Selain itu, Fidenci juga menyampaikan kabar buruk lain, "Kami tidak menemukan bayi tarsius selama survei 2023/2024, padahal kami menemukan bayi tarsius beberapa kali dalam survei pertama pada tahun 2012/2013."
Beragam gangguan yang wajib disingkirkan
Fidenci pun menyampaikan kekhawatiran mendalam terkait penurunan drastis populasi tarsius Filipina tersebut. "Situasi ini sangat mengkhawatirkan," tegasnya, "pasalnya, kita tahu bahwa habitat-habitat yang masih tersisa untuk tarsius di Filipina semakin terbatas."
Ancaman terhadap keberadaan primata mungil ini semakin kompleks dengan meningkatnya laju deforestasi, polusi suara, dan polusi cahaya, yang semakin mengintensifkan tekanan pada populasi tarsius.
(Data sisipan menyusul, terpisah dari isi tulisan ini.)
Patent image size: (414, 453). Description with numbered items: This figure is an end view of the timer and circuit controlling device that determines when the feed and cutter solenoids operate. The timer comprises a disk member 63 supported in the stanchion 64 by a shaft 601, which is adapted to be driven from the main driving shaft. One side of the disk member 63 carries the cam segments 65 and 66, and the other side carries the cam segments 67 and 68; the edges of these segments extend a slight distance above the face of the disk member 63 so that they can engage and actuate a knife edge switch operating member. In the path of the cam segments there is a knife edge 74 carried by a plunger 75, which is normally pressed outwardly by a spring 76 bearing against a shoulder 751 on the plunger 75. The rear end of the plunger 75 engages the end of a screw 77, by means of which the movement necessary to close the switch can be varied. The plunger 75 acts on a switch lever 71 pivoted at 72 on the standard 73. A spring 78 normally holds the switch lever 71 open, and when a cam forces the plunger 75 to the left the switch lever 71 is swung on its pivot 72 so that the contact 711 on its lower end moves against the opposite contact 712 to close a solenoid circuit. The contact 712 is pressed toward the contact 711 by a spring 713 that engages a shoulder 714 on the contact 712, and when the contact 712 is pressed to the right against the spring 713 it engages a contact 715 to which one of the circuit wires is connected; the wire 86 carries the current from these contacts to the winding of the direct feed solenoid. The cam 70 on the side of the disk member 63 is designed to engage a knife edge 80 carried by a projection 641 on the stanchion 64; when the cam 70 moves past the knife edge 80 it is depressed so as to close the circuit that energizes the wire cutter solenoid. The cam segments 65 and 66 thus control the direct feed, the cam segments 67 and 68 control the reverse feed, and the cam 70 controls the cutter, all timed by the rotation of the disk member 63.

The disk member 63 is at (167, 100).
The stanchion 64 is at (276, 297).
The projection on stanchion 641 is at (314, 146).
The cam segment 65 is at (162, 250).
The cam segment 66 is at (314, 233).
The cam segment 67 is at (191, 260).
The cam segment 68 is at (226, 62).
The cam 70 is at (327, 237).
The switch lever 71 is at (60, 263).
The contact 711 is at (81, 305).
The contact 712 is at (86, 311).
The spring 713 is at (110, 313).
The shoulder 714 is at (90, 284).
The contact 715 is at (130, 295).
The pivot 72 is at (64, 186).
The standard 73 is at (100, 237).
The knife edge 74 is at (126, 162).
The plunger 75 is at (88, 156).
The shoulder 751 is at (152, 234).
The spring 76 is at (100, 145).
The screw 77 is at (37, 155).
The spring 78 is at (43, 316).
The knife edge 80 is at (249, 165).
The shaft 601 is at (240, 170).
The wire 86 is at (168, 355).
Fidenci meyakini bahwa penurunan populasi tarsius di Suaka Gunung Matutum tidak lepas dari perubahan signifikan yang terjadi di komunitas desa sekitar, terutama di Purok Bagong Silang.
Desa B'laan ini, yang terletak di dalam kawasan suaka, mengalami transformasi yang cukup drastis setelah terhubung dengan jaringan listrik pada akhir tahun 2016.
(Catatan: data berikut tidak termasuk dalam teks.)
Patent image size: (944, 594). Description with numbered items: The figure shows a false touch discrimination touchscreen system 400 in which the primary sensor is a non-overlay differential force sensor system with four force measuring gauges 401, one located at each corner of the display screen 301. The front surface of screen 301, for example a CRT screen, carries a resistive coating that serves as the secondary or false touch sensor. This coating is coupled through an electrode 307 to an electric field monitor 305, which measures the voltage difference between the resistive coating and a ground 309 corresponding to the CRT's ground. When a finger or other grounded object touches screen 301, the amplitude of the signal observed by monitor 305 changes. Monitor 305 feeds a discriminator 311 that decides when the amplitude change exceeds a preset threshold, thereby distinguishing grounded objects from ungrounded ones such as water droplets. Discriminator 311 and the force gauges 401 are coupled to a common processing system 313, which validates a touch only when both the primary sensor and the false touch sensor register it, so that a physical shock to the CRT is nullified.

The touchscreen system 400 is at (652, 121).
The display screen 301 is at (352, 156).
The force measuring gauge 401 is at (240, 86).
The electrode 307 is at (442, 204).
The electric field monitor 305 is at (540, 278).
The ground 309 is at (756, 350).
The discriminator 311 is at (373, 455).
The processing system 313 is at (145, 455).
Sebelumnya, masyarakat desa hidup dalam kegelapan malam, namun kini mereka dapat menikmati penerangan listrik yang memadai dan mengoperasikan berbagai peralatan elektronik.
"Pembangunan ini memungkinkan penduduk desa menggunakan lampu listrik pada malam hari dan mengoperasikan peralatan keras, seperti radio dan televisi, pada siang hari," papar Fidenci.